From Student Activist to Intersectional Labor Organizer: Meet Yasmin Ahmed

Submitted by Nell Gross on

Like many first-year college students, Yasmin Ahmed, who uses they/them pronouns, suffered from a bit of imposter syndrome when they arrived at UW in 2014.

Although Yasmin was born in Seattle, they hadn’t been in the Pacific Northwest since they were a small child.

Their family lived first in Muscat, Oman—where they recall playing in canals, studying Arabic and caring for stray cats—and later in Chang Mai, Thailand, where instead of snow days they took what students colloquially dubbed “coup days” off from school, and which they consider home.

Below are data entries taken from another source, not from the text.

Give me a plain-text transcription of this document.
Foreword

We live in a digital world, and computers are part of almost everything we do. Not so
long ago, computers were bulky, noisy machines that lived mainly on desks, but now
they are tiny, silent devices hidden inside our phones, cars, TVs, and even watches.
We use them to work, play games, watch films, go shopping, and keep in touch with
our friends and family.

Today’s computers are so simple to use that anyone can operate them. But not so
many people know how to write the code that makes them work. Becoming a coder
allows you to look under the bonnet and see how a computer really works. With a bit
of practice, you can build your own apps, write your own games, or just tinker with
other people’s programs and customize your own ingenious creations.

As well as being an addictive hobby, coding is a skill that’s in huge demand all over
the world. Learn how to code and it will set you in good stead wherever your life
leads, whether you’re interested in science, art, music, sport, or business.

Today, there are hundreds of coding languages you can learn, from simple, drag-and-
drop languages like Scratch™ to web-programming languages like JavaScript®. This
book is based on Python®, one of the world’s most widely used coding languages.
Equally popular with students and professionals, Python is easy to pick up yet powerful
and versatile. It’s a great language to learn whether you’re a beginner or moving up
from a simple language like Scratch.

Unfamiliar with American youth culture and knowing almost no one on campus, Yasmin sought to make friends and meet like-minded people by joining their roommate at a Huskies for Food Justice meeting.

There, students were advocating for ecologically sustainable, locally sourced and humanely produced food to be served in student dining facilities.

Yasmin didn’t know it yet, but not only had they had found like-minded people, they had found their calling and their career path.

Now the Assistant Director of Student and Community Engagement at the Harry Bridges Center for Labor Studies, Yasmin has mostly learned to cope with imposter syndrome, operating instead from an intersectional perspective that informs their work to bring visibility to labor issues through intentional partnerships with the UW community and labor organizations.